Teacher authors work hard on the content they create. It takes time to make these digital printables but we love it and we love helping teachers. We also love when our work and time is appreciated and respected. Most resources you buy should have a terms of use page in it. Read it and make sure you are using the file correctly. If you have questions, reach out to the author and ask. We don’t want to make it hard on you, we just want to make sure our intellectual property is being used correctly.

You can check out the specifics on individual resources and I address a few below, but the basics are:

  • The product is for you and you alone. If you are going to share it, purchase an additional license.
  • You can’t post the resource online where others can search and find it.
  • You can’t make changes to the file.

I know most teachers aren’t versed in copyright regulations and it is definitely something we’ve had to learn as content creators. I used to be the teacher who would white out the copyright info on the bottom of a worksheet because I didn’t like how it looked, not realizing it was there for legal reasons.

Terms of Use sample Teachers Pay Teachers


So check the terms of use for the product you are using, if you aren’t sure, reach out to the author and ask.

License questions

This can vary from seller to seller, but most TpT sellers sell their resource with a license for one teacher and his/her classroom. That teacher can still use it each year with their new group of students. They are not supposed to email or print the file to share with their teacher bestie. A discount is offered on TPT for multiple licenses, so just purchase an extra license and then you can share the file. If you aren’t sure or your teaching situation is unique, reach out to the seller via email or the Q &A section on TpT and ask. We always appreciate the honesty when I buyer adds an extra license to their cart so they can share the resource.


Posting a Resource Online

Again, this is something that varies from seller to seller so read their terms of use, but most sellers DO NOT want their resources hosted on someone else’s website that the public can access. This means posting it on a shared school drive or website, a class website, etc. Due to the pandemic and many teachers teaching virtually, many sellers have adjusted this to allow for teachers to post it in a private online classroom that is password protected such as Google classroom, Seesaw, etc. If someone could search and find the file on your website somewhere, it is probably not allowed unless you have been granted special permission to do so.


Leaving Feedback on Products

Have you ever left a review on a product you’ve purchased on TpT? Did you know that you can earn credits for leaving feedback? To find products that need your feedback, go to My Purchases and look for the products that say Leave a Review.

Leaving reviews on TpT

Teacher authors work hard on their products and want to help teachers save time. We love reading your feedback and it helps us to know how you used it and what you thought of it. It also helps other teachers who are considering purchasing the product to read the reviews. We love it when a buyer really takes the time to leave detailed, thoughtful feedback.

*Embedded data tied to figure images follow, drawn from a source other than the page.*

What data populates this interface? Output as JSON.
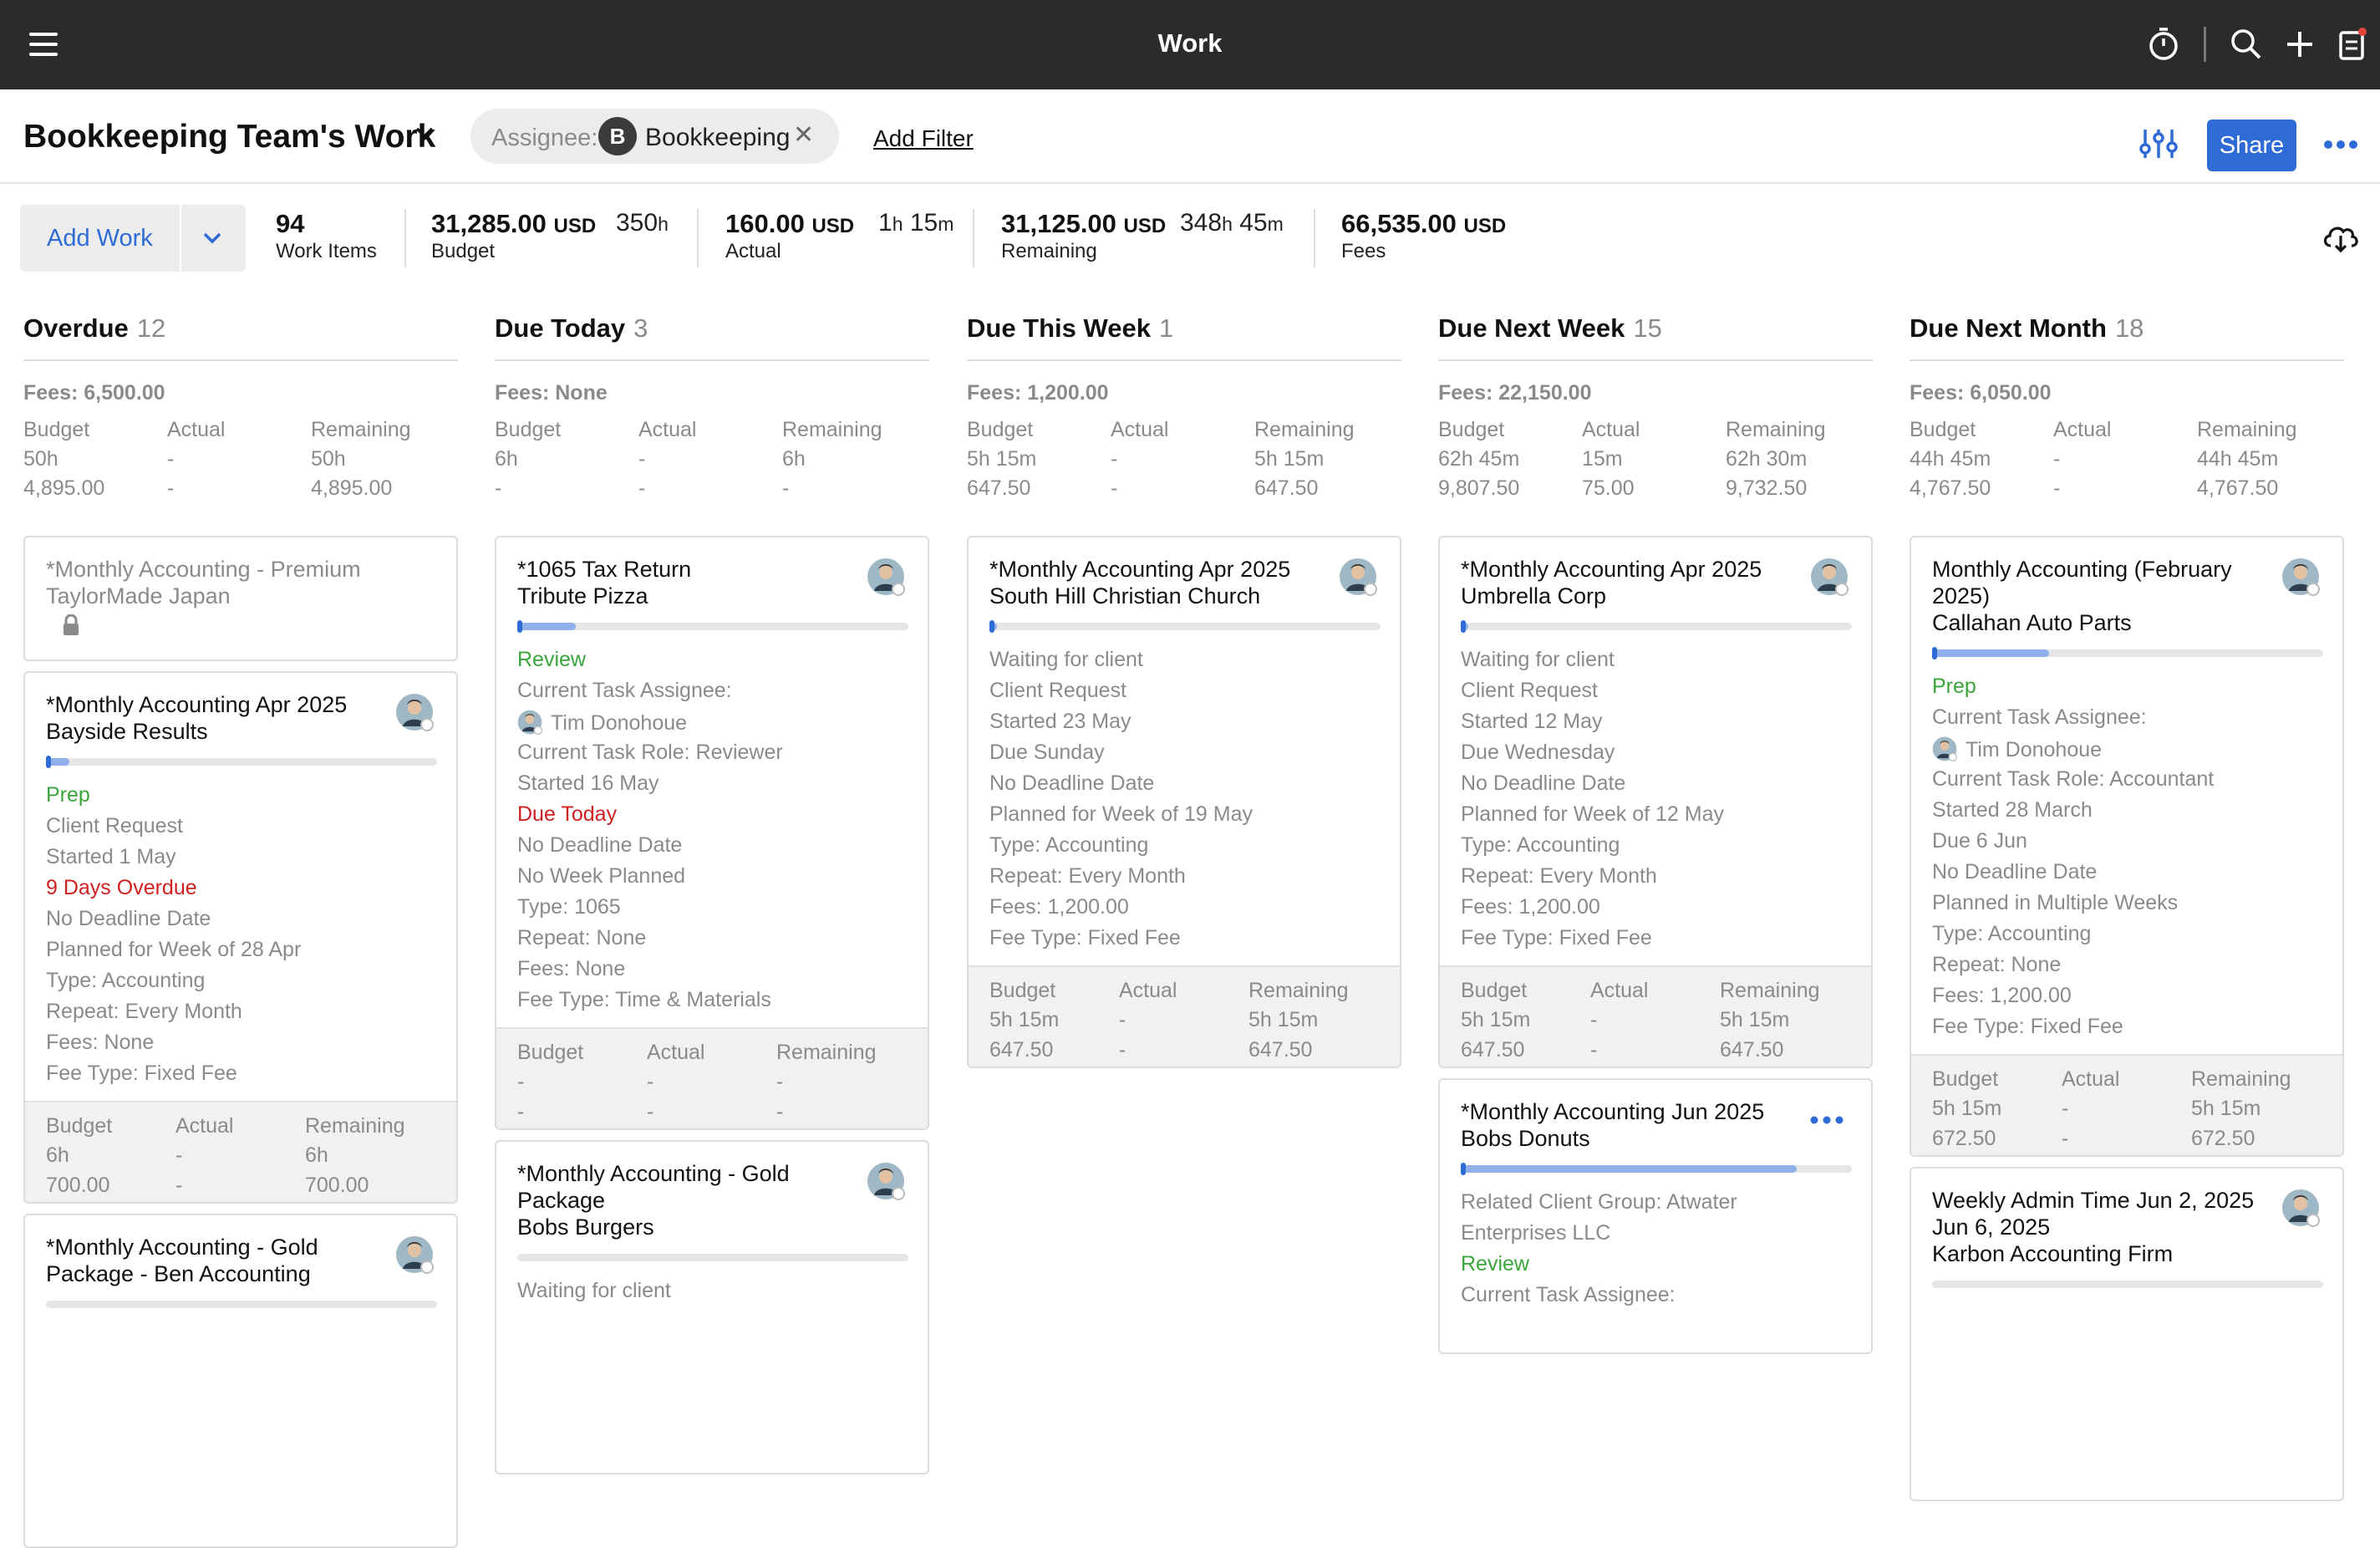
{
  "app": {
    "title": "Work"
  },
  "header": {
    "title": "Bookkeeping Team's Work",
    "filter_label": "Assignee:",
    "filter_avatar_initial": "B",
    "filter_value": "Bookkeeping",
    "add_filter": "Add Filter",
    "share": "Share"
  },
  "stats": {
    "add_work": "Add Work",
    "work_items_value": "94",
    "work_items_label": "Work Items",
    "budget_value": "31,285.00",
    "budget_hours_num": "350",
    "budget_label": "Budget",
    "actual_value": "160.00",
    "actual_h": "1",
    "actual_m": "15",
    "actual_label": "Actual",
    "remaining_value": "31,125.00",
    "remaining_h": "348",
    "remaining_m": "45",
    "remaining_label": "Remaining",
    "fees_value": "66,535.00",
    "fees_label": "Fees",
    "currency": "USD",
    "h_unit": "h",
    "m_unit": "m"
  },
  "labels": {
    "budget": "Budget",
    "actual": "Actual",
    "remaining": "Remaining"
  },
  "columns": [
    {
      "title": "Overdue",
      "count": "12",
      "fees": "Fees: 6,500.00",
      "budget_h": "50h",
      "budget_amt": "4,895.00",
      "actual_h": "-",
      "actual_amt": "-",
      "remaining_h": "50h",
      "remaining_amt": "4,895.00",
      "cards": [
        {
          "title1": "*Monthly Accounting - Premium",
          "title2": "TaylorMade Japan"
        },
        {
          "title1": "*Monthly Accounting Apr 2025",
          "title2": "Bayside Results",
          "progress": 0.06,
          "lines": [
            "Prep",
            "Client Request",
            "Started 1 May",
            "9 Days Overdue",
            "No Deadline Date",
            "Planned for Week of 28 Apr",
            "Type: Accounting",
            "Repeat: Every Month",
            "Fees: None",
            "Fee Type: Fixed Fee"
          ],
          "f_budget_h": "6h",
          "f_budget_amt": "700.00",
          "f_actual_h": "-",
          "f_actual_amt": "-",
          "f_remaining_h": "6h",
          "f_remaining_amt": "700.00"
        },
        {
          "title1": "*Monthly Accounting - Gold",
          "title2": "Package - Ben Accounting"
        }
      ]
    },
    {
      "title": "Due Today",
      "count": "3",
      "fees": "Fees: None",
      "budget_h": "6h",
      "budget_amt": "-",
      "actual_h": "-",
      "actual_amt": "-",
      "remaining_h": "6h",
      "remaining_amt": "-",
      "cards": [
        {
          "title1": "*1065 Tax Return",
          "title2": "Tribute Pizza",
          "progress": 0.15,
          "lines": [
            "Review",
            "Current Task Assignee:",
            "Tim Donohoue",
            "Current Task Role: Reviewer",
            "Started 16 May",
            "Due Today",
            "No Deadline Date",
            "No Week Planned",
            "Type: 1065",
            "Repeat: None",
            "Fees: None",
            "Fee Type: Time & Materials"
          ],
          "f_budget_h": "-",
          "f_budget_amt": "-",
          "f_actual_h": "-",
          "f_actual_amt": "-",
          "f_remaining_h": "-",
          "f_remaining_amt": "-"
        },
        {
          "title1": "*Monthly Accounting - Gold",
          "title2": "Package",
          "title3": "Bobs Burgers",
          "partial_line": "Waiting for client"
        }
      ]
    },
    {
      "title": "Due This Week",
      "count": "1",
      "fees": "Fees: 1,200.00",
      "budget_h": "5h 15m",
      "budget_amt": "647.50",
      "actual_h": "-",
      "actual_amt": "-",
      "remaining_h": "5h 15m",
      "remaining_amt": "647.50",
      "cards": [
        {
          "title1": "*Monthly Accounting Apr 2025",
          "title2": "South Hill Christian Church",
          "progress": 0.01,
          "lines": [
            "Waiting for client",
            "Client Request",
            "Started 23 May",
            "Due Sunday",
            "No Deadline Date",
            "Planned for Week of 19 May",
            "Type: Accounting",
            "Repeat: Every Month",
            "Fees: 1,200.00",
            "Fee Type: Fixed Fee"
          ],
          "f_budget_h": "5h 15m",
          "f_budget_amt": "647.50",
          "f_actual_h": "-",
          "f_actual_amt": "-",
          "f_remaining_h": "5h 15m",
          "f_remaining_amt": "647.50"
        }
      ]
    },
    {
      "title": "Due Next Week",
      "count": "15",
      "fees": "Fees: 22,150.00",
      "budget_h": "62h 45m",
      "budget_amt": "9,807.50",
      "actual_h": "15m",
      "actual_amt": "75.00",
      "remaining_h": "62h 30m",
      "remaining_amt": "9,732.50",
      "cards": [
        {
          "title1": "*Monthly Accounting Apr 2025",
          "title2": "Umbrella Corp",
          "progress": 0.01,
          "lines": [
            "Waiting for client",
            "Client Request",
            "Started 12 May",
            "Due Wednesday",
            "No Deadline Date",
            "Planned for Week of 12 May",
            "Type: Accounting",
            "Repeat: Every Month",
            "Fees: 1,200.00",
            "Fee Type: Fixed Fee"
          ],
          "f_budget_h": "5h 15m",
          "f_budget_amt": "647.50",
          "f_actual_h": "-",
          "f_actual_amt": "-",
          "f_remaining_h": "5h 15m",
          "f_remaining_amt": "647.50"
        },
        {
          "title1": "*Monthly Accounting Jun 2025",
          "title2": "Bobs Donuts",
          "progress": 0.86,
          "lines": [
            "Related Client Group: Atwater",
            "Enterprises LLC",
            "Review",
            "Current Task Assignee:"
          ]
        }
      ]
    },
    {
      "title": "Due Next Month",
      "count": "18",
      "fees": "Fees: 6,050.00",
      "budget_h": "44h 45m",
      "budget_amt": "4,767.50",
      "actual_h": "-",
      "actual_amt": "-",
      "remaining_h": "44h 45m",
      "remaining_amt": "4,767.50",
      "cards": [
        {
          "title1": "Monthly Accounting (February",
          "title2": "2025)",
          "title3": "Callahan Auto Parts",
          "progress": 0.3,
          "lines": [
            "Prep",
            "Current Task Assignee:",
            "Tim Donohoue",
            "Current Task Role: Accountant",
            "Started 28 March",
            "Due 6 Jun",
            "No Deadline Date",
            "Planned in Multiple Weeks",
            "Type: Accounting",
            "Repeat: None",
            "Fees: 1,200.00",
            "Fee Type: Fixed Fee"
          ],
          "f_budget_h": "5h 15m",
          "f_budget_amt": "672.50",
          "f_actual_h": "-",
          "f_actual_amt": "-",
          "f_remaining_h": "5h 15m",
          "f_remaining_amt": "672.50"
        },
        {
          "title1": "Weekly Admin Time Jun 2, 2025",
          "title2": "Jun 6, 2025",
          "title3": "Karbon Accounting Firm"
        }
      ]
    }
  ],
  "colors": {
    "topbar": "#2b2b2b",
    "accent": "#2e6bd6",
    "muted": "#8a8a8a",
    "green": "#3aa53a",
    "red": "#d02020"
  }
}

Now if you had trouble opening/using the product, or found a mistake, or have a general question – don’t leave that in the review section. Use the Q & A section and ask about it or email the seller directly about it.

When you leave feedback, you earn credits on TpT. Those credits can be applied to future purchases so it is basically free money. My favorite is to save these up and apply them to purchases on sale days when you are already getting items at a discounted price.

So there you go! A few of the questions I get asked about digital resources that people have purchased on Teachers Pay Teachers. Hopefully this saves you time and a headache. Bookmark this post so you can come back to it later!